What do artists in the Kansas City metropolitan area want when it comes to space? What are the top creative space priorities?
To find out, Artspace, a nonprofit real estate developer, conducted a regional arts market study from October 2016 to January 2017. A total of 515 artists and 101 arts organizations or creative businesses responded to the online survey.
Wendy Holmes, Artspace senior vice president for consulting and strategic partnerships, told Kansas City Council members that it was "an excellent response from a community of your size."
On Thursday, Holmes shared the results of the market study at the city council business session. The data, she said, helps to quantify demand, identify where creatives want to be located, and narrow down design.
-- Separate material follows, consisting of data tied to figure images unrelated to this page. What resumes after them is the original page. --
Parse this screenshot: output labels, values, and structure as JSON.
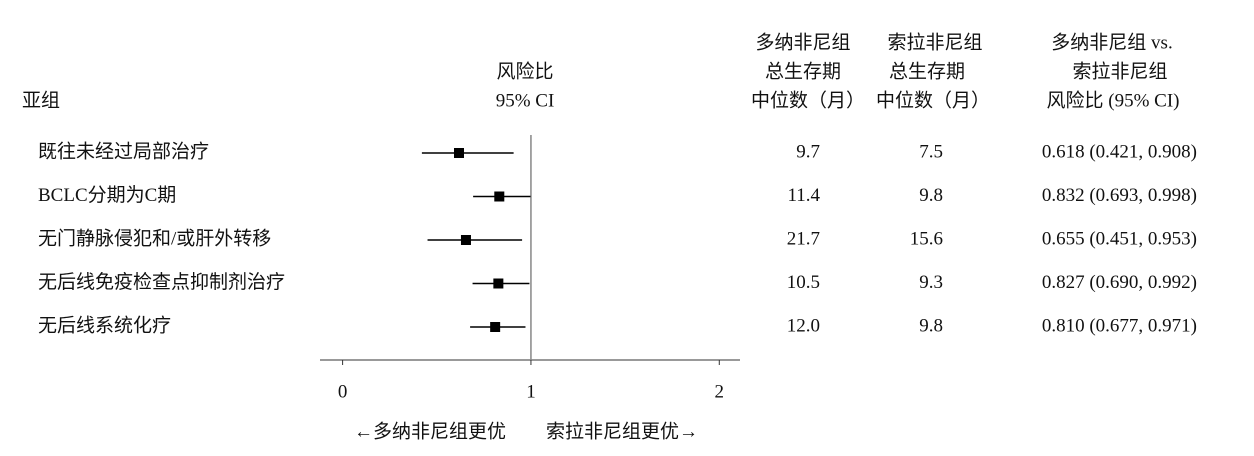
{
  "chart_data": {
    "type": "forest",
    "headers": {
      "subgroup": "亚组",
      "plot": [
        "风险比",
        "95% CI"
      ],
      "median_donafenib": [
        "多纳非尼组",
        "总生存期",
        "中位数（月）"
      ],
      "median_sorafenib": [
        "索拉非尼组",
        "总生存期",
        "中位数（月）"
      ],
      "comparison": [
        "多纳非尼组 vs.",
        "索拉非尼组",
        "风险比 (95% CI)"
      ]
    },
    "categories": [
      "既往未经过局部治疗",
      "BCLC分期为C期",
      "无门静脉侵犯和/或肝外转移",
      "无后线免疫检查点抑制剂治疗",
      "无后线系统化疗"
    ],
    "values": [
      0.618,
      0.832,
      0.655,
      0.827,
      0.81
    ],
    "ci_low": [
      0.421,
      0.693,
      0.451,
      0.69,
      0.677
    ],
    "ci_high": [
      0.908,
      0.998,
      0.953,
      0.992,
      0.971
    ],
    "value_labels": [
      "0.618 (0.421, 0.908)",
      "0.832 (0.693, 0.998)",
      "0.655 (0.451, 0.953)",
      "0.827 (0.690, 0.992)",
      "0.810 (0.677, 0.971)"
    ],
    "median_donafenib": {
      "values": [
        9.7,
        11.4,
        21.7,
        10.5,
        12.0
      ],
      "value_labels": [
        "9.7",
        "11.4",
        "21.7",
        "10.5",
        "12.0"
      ]
    },
    "median_sorafenib": {
      "values": [
        7.5,
        9.8,
        15.6,
        9.3,
        9.8
      ],
      "value_labels": [
        "7.5",
        "9.8",
        "15.6",
        "9.3",
        "9.8"
      ]
    },
    "xlim": [
      -0.12,
      2.11
    ],
    "xticks": [
      0,
      1,
      2
    ],
    "reference": 1,
    "xlabel": [
      "←多纳非尼组更优",
      "索拉非尼组更优→"
    ],
    "color": "#000000"
  }
}
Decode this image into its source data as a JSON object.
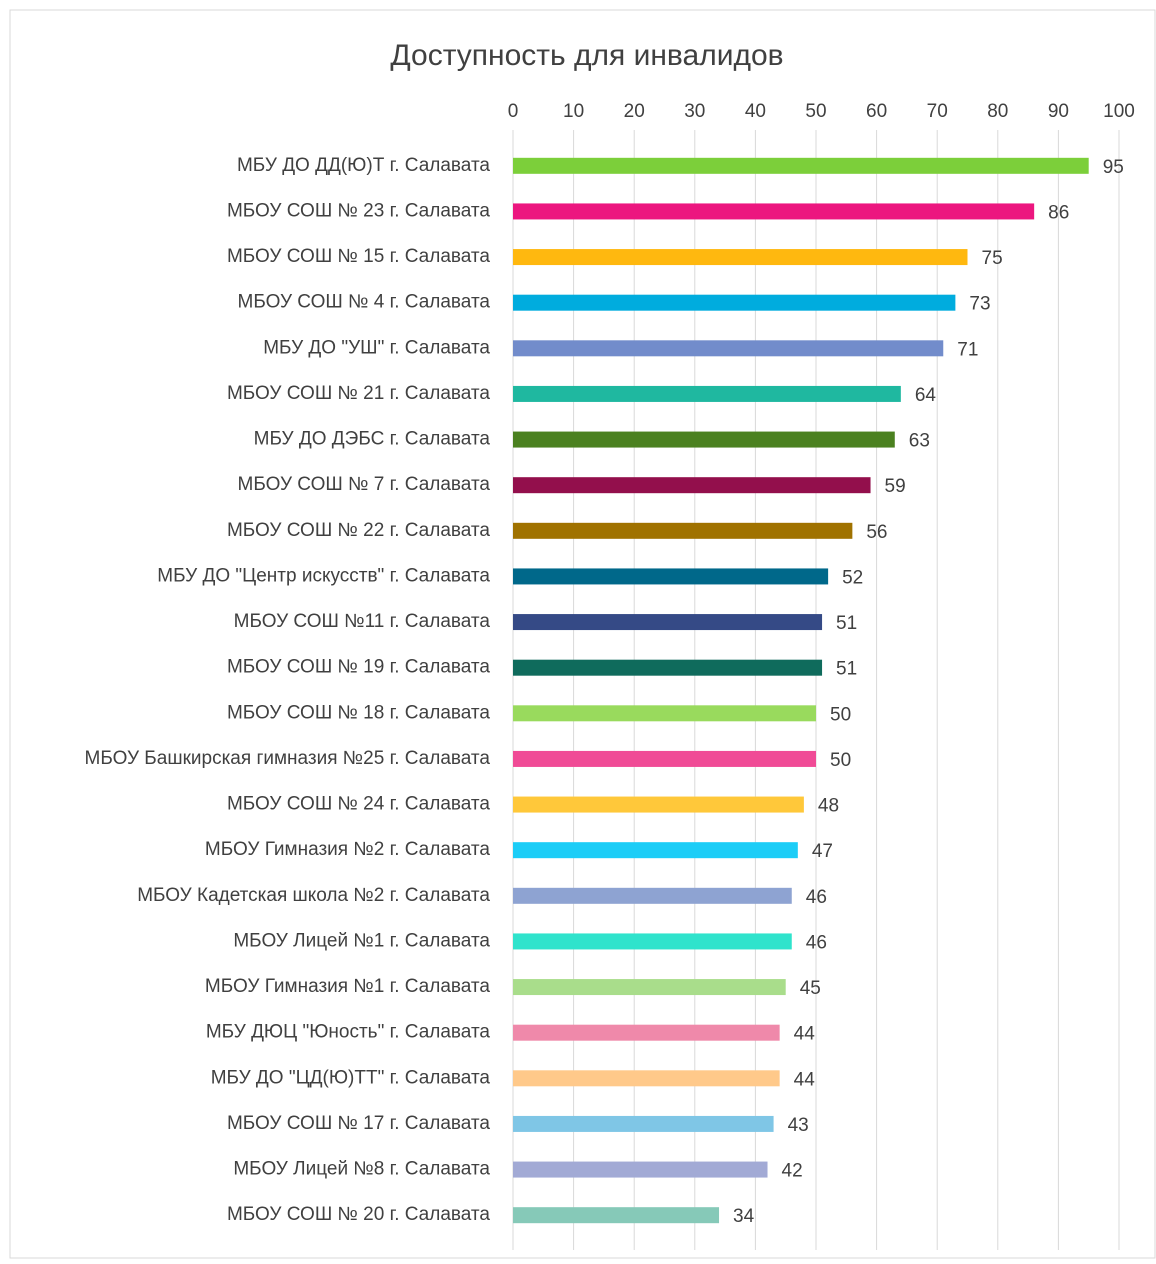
{
  "chart_data": {
    "type": "bar",
    "title": "Доступность для инвалидов",
    "categories": [
      "МБУ ДО ДД(Ю)Т г. Салавата",
      "МБОУ СОШ № 23 г. Салавата",
      "МБОУ СОШ № 15 г. Салавата",
      "МБОУ СОШ № 4 г. Салавата",
      "МБУ ДО \"УШ\" г. Салавата",
      "МБОУ СОШ № 21 г. Салавата",
      "МБУ ДО ДЭБС г. Салавата",
      "МБОУ СОШ № 7 г. Салавата",
      "МБОУ СОШ № 22 г. Салавата",
      "МБУ ДО \"Центр искусств\" г. Салавата",
      "МБОУ СОШ №11 г. Салавата",
      "МБОУ СОШ № 19 г. Салавата",
      "МБОУ СОШ № 18 г. Салавата",
      "МБОУ Башкирская гимназия №25 г. Салавата",
      "МБОУ СОШ № 24 г. Салавата",
      "МБОУ Гимназия №2 г. Салавата",
      "МБОУ Кадетская школа №2 г. Салавата",
      "МБОУ Лицей №1 г. Салавата",
      "МБОУ Гимназия №1 г. Салавата",
      "МБУ ДЮЦ \"Юность\" г. Салавата",
      "МБУ ДО \"ЦД(Ю)ТТ\" г. Салавата",
      "МБОУ СОШ № 17 г. Салавата",
      "МБОУ Лицей №8 г. Салавата",
      "МБОУ СОШ № 20 г. Салавата"
    ],
    "values": [
      95,
      86,
      75,
      73,
      71,
      64,
      63,
      59,
      56,
      52,
      51,
      51,
      50,
      50,
      48,
      47,
      46,
      46,
      45,
      44,
      44,
      43,
      42,
      34
    ],
    "colors": [
      "#7ccf3a",
      "#ec167f",
      "#ffb80f",
      "#00acde",
      "#728ccb",
      "#1fb8a0",
      "#4b8120",
      "#930f4c",
      "#a07200",
      "#00688a",
      "#354a86",
      "#0f6b5c",
      "#99da5d",
      "#f04b96",
      "#ffc83a",
      "#1ccdf7",
      "#8ea3d2",
      "#2fe3cc",
      "#a9dd8b",
      "#ef89aa",
      "#ffc98a",
      "#7fc6e6",
      "#a2aad5",
      "#86c9b8"
    ],
    "xlim": [
      0,
      100
    ],
    "xticks": [
      0,
      10,
      20,
      30,
      40,
      50,
      60,
      70,
      80,
      90,
      100
    ],
    "grid": true
  }
}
The top three preferred locations for artists included Crossroads Arts District, West Bottoms, and Midtown. Arts organizations and creative businesses followed suit, with a slightly higher interest in Westport.
"The majority [of artists] were interested in some kind of shared creative space with specialized equipment: makerspace, shared studios and the like," she said. "The second highest demand was for creative work space, so studio space where artists can come to a space and do their craft.
"And then you had a very strong response, also, for the residential component, including the live/work space, where artists can live and work within the same space, and not need to rent a separate space in order to do their work."
According to Holmes, nearly 50 percent of the artists who responded to the survey were at or below the median income in Kansas City. And about 25 percent of the artists reported making between 50 and 100 percent of their income from their art.
"That is higher than you typically see. Ten percent of artists nationally make 100 percent of their income from their art," she said. "It is pretty typical that artists and creative people need to hold down two to three other jobs in order to pursue their creative careers."
She added, "What we find is with stable, affordable space, over time they don't have to hold down as many jobs in order to be successful, creative people contributing to your community."
Based on the data, Artspace made the following recommendations to city officials:
- Up to 60 units of affordable live/work residential apartments
- Up to 40 units of private studio work space
- 2,000 to 3,000 square feet of creative commercial co-working/shared space
As a first step, Holmes suggested a mixed-use facility.
"The challenge here is that there's a higher overall cost than traditional affordable housing," she said. "But it also makes the projects and the neighborhoods more lively if you mix the two together."
To date, Artspace has completed 46 projects in 30 cities in 19 states. According to Holmes, they just broke ground on their 50th project, which is located in Mesa, Arizona.